Диктовал он быстро, я конспектировал почти автоматически. Отдельные фразы потом удалось разобрать:

…введение жидкое — добавить мяса…

…иностранные термины заменить отечественными…

…невнятно — отделить мух от плевел…

…логика хромает — кто на чём стоял…

…всю главу переписать в русле Ломова…

…слишком много Фрейда — заменить Ананьевым Б. Г.

Меня охватил ужас. Я бросился к научному руководителю.

— Ольга Павловна! Это что-то странное… Фёдор Кузьмич, он вообще… как бы… здоров?

— Вопрос неправильный, — усмехнулась начальница, — вторая попытка. Кстати, он уже звонил.

— Что мне делать-то?

— Вот. Не соваться к нему до осени. Учесть все замечания, сделать косметические правки.

— А если снова завернёт?

— Не завернёт. У него метод такой: сначала шумит, потом хвалит. Ты же понимаешь, деду надо удержать самооценку. Показать, что он ещё не реквизит.

— Да, но откладывать защиту, переделывать готовую работу?

Начальница поморщилась.

— Объясняю. Фёдор Кузьмич — тёмная лошадка, бомба с секретом. На защите его может понести. Поэтому важно, чтобы он был с нами. Тогда ситуации обратная. Его положительный отзыв — бетонная страховка от сюрпризов. Если кто и вякнет не по делу — он порвёт.

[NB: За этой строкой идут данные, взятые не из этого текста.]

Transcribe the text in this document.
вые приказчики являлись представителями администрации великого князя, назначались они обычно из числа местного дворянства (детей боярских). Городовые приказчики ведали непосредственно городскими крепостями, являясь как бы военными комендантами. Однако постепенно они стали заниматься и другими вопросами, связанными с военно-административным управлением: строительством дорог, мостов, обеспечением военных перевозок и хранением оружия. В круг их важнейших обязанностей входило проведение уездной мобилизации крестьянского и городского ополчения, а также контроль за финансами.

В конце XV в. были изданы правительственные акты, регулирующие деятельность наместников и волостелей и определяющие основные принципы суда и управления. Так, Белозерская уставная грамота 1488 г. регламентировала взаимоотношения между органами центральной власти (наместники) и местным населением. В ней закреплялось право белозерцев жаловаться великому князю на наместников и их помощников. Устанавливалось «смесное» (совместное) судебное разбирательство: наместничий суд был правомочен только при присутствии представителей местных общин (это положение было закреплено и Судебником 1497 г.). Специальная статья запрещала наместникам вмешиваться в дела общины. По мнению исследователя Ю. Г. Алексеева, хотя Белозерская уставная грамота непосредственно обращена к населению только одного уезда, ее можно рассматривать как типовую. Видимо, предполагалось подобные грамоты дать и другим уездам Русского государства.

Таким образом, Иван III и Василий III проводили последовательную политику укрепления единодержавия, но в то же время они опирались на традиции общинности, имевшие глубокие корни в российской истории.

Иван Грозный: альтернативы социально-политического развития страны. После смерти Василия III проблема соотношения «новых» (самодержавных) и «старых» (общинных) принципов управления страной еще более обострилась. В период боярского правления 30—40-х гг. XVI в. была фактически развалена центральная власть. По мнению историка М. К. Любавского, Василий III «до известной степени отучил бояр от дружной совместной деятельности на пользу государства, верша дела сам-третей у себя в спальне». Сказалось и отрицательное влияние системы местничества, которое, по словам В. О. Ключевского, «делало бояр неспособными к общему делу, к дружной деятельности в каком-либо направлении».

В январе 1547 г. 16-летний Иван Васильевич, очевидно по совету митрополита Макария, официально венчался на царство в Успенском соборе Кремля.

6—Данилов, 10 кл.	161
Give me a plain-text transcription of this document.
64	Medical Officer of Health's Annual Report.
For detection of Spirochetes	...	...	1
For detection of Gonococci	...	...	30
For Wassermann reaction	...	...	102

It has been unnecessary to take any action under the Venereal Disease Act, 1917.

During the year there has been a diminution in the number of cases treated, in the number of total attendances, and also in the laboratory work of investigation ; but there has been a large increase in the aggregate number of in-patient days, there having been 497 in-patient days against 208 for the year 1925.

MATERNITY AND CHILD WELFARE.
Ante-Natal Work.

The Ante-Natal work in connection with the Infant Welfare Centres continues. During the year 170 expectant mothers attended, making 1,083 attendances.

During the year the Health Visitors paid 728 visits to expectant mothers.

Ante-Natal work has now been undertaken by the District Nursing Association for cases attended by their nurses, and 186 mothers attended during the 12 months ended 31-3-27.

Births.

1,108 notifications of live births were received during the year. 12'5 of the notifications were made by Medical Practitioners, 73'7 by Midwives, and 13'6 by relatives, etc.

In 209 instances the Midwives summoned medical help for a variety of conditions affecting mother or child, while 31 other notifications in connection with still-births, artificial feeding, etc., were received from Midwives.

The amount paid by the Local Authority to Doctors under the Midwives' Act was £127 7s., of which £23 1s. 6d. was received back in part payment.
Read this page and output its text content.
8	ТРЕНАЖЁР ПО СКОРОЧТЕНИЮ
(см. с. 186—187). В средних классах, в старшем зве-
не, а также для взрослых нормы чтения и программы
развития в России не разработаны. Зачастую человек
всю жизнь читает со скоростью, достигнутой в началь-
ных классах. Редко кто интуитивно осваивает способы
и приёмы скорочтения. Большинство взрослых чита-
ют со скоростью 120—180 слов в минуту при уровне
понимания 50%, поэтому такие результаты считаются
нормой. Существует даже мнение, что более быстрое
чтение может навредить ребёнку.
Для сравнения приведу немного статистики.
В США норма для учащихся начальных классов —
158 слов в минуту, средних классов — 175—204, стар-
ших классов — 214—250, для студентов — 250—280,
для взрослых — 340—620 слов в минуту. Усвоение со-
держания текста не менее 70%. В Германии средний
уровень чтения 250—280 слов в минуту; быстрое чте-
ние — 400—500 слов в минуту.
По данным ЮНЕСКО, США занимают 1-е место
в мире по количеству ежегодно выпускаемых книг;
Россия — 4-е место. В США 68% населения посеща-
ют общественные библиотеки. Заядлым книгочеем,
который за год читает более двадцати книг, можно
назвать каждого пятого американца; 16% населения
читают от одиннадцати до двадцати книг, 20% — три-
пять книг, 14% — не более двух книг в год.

Расстроился я не особенно сильно: грамм на двести и поговорить. Вадим, по счастью, оказался дома. Помню, тема Мюнхена возникла именно тогда. Однако не раньше, чем я поделился событиями дня. Не раньше. Но до второй бутылки точно. Мой сосед по комнате — друг, враг, педант, невротик — уважал точный расчёт.

— Хочешь поехать в Мюнхен на год? — сказал он как бы вскользь. — С октября по июнь. Интернатура в местном университете. Всё, кроме билетов, оплачено: жильё, стипендия. Решать надо быстро.

— Я предпочёл бы Итон. Или Стэнфорд.

Он покачал головой.

— Без шуток. Своё место отдаю. Цени, сынок.

— Тогда не понял. Что за интернатура? Что за место? Рассказывай.

— Всё просто. Или сложно, — начал он, — шеф осенью уходит с кафедры, сам знаешь. А без него мне защититься не дадут. Ты сразу две не мог взять? Идём, по пути расскажу.